Sunday, September 4, 2016

"The Age of Romanticism" Response

There are many ways in which Romanticism represents political movements.  For example: Men were revered as the more "popular" poets, while women's literary work was not as studied or well represented.  Revolutions helped shape perceptions of the Romantic era, and continue to form modern perceptions today.  Thoughts on social mobility provided the literary world with many topics of political discussion.  Barbauld's Thoughts on the Inequality of Conditions attempted to bring social inequality to the forefront.  Another female author, Yearsley, supported the abolitionist movement with A Poem on the Inhumanity of the Slave Trade.  Many female writers of the time like Wollestonecraft were discussing the subjects of women's rights and education.  Women were often not taken seriously in their attempts to shed light on certain political and social movements.
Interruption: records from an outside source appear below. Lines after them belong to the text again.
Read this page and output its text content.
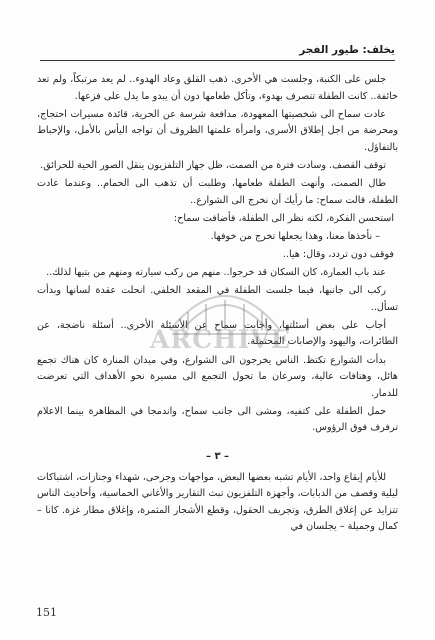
يخلف: طيور الفجر

جلس على الكنبة، وجلست هي الأخرى. ذهب القلق وعاد الهدوء.. لم يعد مرتبكاً، ولم تعد خائفة.. كانت الطفلة تتصرف بهدوء، وتأكل طعامها دون أن يبدو ما يدل على فزعها.

عادت سماح الى شخصيتها المعهودة، مدافعة شرسة عن الحرية، قائدة مسيرات احتجاج، ومحرضة من اجل إطلاق الأسرى، وامرأة علمتها الظروف أن تواجه اليأس بالأمل، والإحباط بالتفاؤل.

توقف القصف. وسادت فترة من الصمت، ظل جهاز التلفزيون ينقل الصور الحية للحرائق.

طال الصمت، وأنهت الطفلة طعامها، وطلبت أن تذهب الى الحمام.. وعندما عادت الطفلة، قالت سماح: ما رأيك أن نخرج الى الشوارع..

استحسن الفكرة، لكنه نظر الى الطفلة، فأضافت سماح:

– نأخذها معنا، وهذا يجعلها تخرج من خوفها.

فوقف دون تردد، وقال: هيا..

عند باب العمارة، كان السكان قد خرجوا.. منهم من ركب سيارته ومنهم من بتيها لذلك..

ركب الى جانبها، فيما جلست الطفلة في المقعد الخلفي. انحلت عقدة لسانها وبدأت تسأل..

أجاب على بعض أسئلتها، وأجابت سماح عن الأسئلة الأخرى.. أسئلة ناضجة، عن الطائرات، واليهود والإصابات المحتملة.

بدأت الشوارع تكتظ. الناس يخرجون الى الشوارع، وفي ميدان المنارة كان هناك تجمع هائل، وهتافات عالية، وسرعان ما تحول التجمع الى مسيرة نحو الأهداف التي تعرضت للدمار.

حمل الطفلة على كتفيه، ومشى الى جانب سماح، واندمجا في المظاهرة بينما الاعلام ترفرف فوق الرؤوس.

– ٣ –

للأيام إيقاع واحد، الأيام تشبه بعضها البعض، مواجهات وجرحى، شهداء وجنازات، اشتباكات ليلية وقصف من الدبابات، وأجهزة التلفزيون تبث التقارير والأغاني الحماسية، وأحاديث الناس تتزايد عن إغلاق الطرق، وتجريف الحقول، وقطع الأشجار المثمرة، وإغلاق مطار غزة. كانا – كمال وجميلة – يجلسان في

ARCHIVE
151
The most common (and repeated) form of philosophical movement discussed throughout the reading was the idea that nature is central to existence.  Barbauld's "Eighteen Hundrend and Eleven" observes the relationship between humans and nature. 
Romanticism was heavily based on the ideas of imagination, originality and the parallels between emotion and reason.  This literary movement was helped characterized by writers such as: Mary Shelley (Frakenstein), Mary Robinson (Elegiac Sonnets) and Jane Austen (Sense and Sensibility).  Poetry also played a huge role in the Romantic literary movement.  Robinson's Sapho and Phaon was a popular and acclaimed series of poems.  Not all female writers were taken seriously by male authors or the public, but they still played a major role in the progression of political, philosophical and literary movements.
The novel, Frakenstein is a prime example of how women's literature was successful and widely read, but still overlooked in comparison to men's literature.  Although women writers of the Romantic period received public attention, it seems to me as though their work is more appreciated in modern time.  Our current perceptions are affected more so now by women's literature than perceptions of the time period.